Dive Brief:
- Mondelez's cost-cutting efforts have had a significant impact on earnings, as the company reported a 71% leap in profits for the first quarter to $554 million, or $0.35 per share.
- Revenue fell 17% to $6.46 billion, but that figure beat analysts' estimates of $6.42 billion. Comparable sales, without currency fluctuations, acquisitions, and divestitures, saw a 2.1% uptick.
- Mondelez boosted gross margin from 37.9% to 39.3% and operating margin from 10.4% to 11.2%.
Dive Insight:
Mondelez's consistent drops in revenue, now ten quarters in a row and including a 13.5% decline in 2015, seem baffling. The snack company's revenue trends don't reflect the booming growth of the snack foods industry as a whole.
The disconnect is in the types of snack foods and the health benefits they provide. This is particularly true in the North America market, where Mondelez's sales dipped 0.4% this past quarter, as compared to a 0.5% increase in 2015. Mondelez is better known for more indulgent snack brands like Oreos and Chips Ahoy!.

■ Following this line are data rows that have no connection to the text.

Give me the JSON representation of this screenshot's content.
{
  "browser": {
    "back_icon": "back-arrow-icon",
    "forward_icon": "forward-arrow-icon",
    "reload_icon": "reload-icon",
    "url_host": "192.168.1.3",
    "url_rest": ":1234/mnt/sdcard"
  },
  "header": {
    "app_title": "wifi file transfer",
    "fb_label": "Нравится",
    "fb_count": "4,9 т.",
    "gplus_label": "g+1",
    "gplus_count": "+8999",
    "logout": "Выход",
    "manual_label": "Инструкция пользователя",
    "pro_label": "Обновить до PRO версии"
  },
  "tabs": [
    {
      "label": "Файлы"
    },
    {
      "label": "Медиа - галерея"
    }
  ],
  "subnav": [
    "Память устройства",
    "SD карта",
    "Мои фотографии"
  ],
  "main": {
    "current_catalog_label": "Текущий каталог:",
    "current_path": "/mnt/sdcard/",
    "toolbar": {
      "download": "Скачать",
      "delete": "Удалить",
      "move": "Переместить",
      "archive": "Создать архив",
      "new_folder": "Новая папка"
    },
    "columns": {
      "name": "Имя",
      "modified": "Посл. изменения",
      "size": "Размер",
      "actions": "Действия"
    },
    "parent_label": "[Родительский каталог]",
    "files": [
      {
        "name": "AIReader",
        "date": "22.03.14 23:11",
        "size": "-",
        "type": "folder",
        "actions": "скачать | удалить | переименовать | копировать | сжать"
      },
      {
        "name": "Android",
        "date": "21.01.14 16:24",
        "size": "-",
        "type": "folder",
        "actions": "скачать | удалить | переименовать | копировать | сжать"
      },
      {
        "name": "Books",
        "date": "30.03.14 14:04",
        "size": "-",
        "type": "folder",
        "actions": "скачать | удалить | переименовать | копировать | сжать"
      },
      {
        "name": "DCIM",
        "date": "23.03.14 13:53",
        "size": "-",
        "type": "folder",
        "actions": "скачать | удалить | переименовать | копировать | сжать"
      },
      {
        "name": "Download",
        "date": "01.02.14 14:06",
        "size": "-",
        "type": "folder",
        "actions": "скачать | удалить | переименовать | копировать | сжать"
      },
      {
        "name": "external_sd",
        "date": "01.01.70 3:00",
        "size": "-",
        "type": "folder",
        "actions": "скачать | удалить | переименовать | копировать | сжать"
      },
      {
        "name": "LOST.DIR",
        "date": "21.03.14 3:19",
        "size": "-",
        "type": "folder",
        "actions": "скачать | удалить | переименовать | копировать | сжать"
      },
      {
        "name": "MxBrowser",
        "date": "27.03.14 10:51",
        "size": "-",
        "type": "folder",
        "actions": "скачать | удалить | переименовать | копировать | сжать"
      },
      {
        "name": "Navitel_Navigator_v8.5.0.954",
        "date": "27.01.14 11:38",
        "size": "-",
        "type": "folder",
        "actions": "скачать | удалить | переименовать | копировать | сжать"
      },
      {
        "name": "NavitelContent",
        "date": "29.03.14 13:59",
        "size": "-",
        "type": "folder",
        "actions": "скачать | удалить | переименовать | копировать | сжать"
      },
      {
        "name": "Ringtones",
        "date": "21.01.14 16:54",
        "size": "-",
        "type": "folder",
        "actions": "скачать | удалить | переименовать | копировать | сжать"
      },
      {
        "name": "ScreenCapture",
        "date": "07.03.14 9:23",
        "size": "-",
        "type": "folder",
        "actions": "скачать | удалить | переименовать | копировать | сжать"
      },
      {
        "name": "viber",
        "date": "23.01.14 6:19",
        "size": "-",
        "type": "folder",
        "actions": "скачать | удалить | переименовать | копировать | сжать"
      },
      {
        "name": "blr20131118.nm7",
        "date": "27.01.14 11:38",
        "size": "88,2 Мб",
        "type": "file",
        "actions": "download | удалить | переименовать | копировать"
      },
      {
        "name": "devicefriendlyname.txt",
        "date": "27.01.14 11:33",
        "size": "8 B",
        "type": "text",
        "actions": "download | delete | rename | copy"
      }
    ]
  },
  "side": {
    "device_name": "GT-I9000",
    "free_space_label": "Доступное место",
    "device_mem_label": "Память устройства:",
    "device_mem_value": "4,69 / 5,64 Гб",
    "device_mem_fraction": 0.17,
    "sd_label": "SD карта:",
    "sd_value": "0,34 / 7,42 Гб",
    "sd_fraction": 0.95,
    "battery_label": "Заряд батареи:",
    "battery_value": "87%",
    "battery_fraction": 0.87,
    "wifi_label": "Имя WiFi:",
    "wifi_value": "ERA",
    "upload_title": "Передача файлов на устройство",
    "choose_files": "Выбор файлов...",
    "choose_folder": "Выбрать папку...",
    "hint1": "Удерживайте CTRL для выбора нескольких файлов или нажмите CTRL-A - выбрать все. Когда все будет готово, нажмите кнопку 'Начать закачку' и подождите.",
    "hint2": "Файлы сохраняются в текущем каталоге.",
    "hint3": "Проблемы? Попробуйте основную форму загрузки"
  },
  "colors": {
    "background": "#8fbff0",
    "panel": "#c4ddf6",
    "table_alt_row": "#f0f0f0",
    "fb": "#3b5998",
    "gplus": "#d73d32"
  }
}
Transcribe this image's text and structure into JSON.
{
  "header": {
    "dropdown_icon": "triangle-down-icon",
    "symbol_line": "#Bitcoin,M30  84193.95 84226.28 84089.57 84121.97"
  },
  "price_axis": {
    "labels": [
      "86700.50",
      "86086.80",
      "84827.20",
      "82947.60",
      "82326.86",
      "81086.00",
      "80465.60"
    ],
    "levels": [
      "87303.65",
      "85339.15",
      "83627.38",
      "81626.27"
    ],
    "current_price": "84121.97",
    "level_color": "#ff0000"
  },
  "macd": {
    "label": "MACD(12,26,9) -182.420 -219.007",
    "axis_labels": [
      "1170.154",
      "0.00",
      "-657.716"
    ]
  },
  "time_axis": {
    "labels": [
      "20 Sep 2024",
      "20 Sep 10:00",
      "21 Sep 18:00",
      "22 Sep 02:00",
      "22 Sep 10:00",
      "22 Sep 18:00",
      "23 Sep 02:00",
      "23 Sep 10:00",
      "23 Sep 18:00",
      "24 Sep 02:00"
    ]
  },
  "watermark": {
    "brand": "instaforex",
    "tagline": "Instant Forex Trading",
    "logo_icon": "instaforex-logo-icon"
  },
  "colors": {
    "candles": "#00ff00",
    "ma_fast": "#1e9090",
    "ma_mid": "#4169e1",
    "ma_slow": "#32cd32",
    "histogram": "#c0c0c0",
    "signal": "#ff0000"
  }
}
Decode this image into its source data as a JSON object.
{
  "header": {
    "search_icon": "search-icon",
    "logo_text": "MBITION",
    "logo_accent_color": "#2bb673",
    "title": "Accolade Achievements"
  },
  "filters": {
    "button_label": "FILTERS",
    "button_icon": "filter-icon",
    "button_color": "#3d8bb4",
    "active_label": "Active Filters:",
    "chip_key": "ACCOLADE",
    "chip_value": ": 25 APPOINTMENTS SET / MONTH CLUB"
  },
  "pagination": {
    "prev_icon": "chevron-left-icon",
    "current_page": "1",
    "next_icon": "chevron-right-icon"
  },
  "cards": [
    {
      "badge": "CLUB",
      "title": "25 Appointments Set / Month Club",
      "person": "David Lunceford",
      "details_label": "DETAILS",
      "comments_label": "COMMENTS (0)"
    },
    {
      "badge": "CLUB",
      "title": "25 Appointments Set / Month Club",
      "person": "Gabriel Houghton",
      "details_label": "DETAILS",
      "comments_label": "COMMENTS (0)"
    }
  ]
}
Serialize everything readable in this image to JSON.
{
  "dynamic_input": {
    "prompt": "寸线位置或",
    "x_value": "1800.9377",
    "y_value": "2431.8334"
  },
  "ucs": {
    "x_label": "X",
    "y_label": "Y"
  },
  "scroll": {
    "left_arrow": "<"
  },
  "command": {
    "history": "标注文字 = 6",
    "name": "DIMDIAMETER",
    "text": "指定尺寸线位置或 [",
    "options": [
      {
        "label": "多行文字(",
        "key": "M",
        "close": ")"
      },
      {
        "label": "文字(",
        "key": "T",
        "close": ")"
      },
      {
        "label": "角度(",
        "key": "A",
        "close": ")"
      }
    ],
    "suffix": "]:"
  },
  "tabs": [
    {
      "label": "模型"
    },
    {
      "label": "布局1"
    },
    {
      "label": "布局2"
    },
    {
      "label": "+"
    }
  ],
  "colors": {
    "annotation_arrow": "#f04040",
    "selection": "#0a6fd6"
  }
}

But the company is out to change that with a goal to make better-for-you products comprise one-half of total revenue in the next five years. The company is on its way there thanks to new product lines like Good Thins, which uses not only the popular "thins" trend the company has propagated through Oreo Thins and Wheat Thins Even Thinner. It also contains ingredients like chickpeas and rice (for the gluten-free variety).
Mondelez is delivering a strong performance is in earnings and improving profit margins. But CEO Irene Rosenfeld has been pushing for drastic cost-cutting measures companywide. Investors weren't always convinced the initiatives went far enough because Mondelez's margins continued to lag behind other snack makers. Analysts have proposed a potential acquisition by Kraft Heinz, PepsiCo, General Mills, or Nestle, though other analysts argue that at this point, Mondelez might be too expensive to acquire.
Mondelez chief commercial officer Mark A. Clouse has also been named the new CEO of Pinnacle Foods, effective May 23. Mondelez does not currently have plans to replace Clouse, according to Reuters.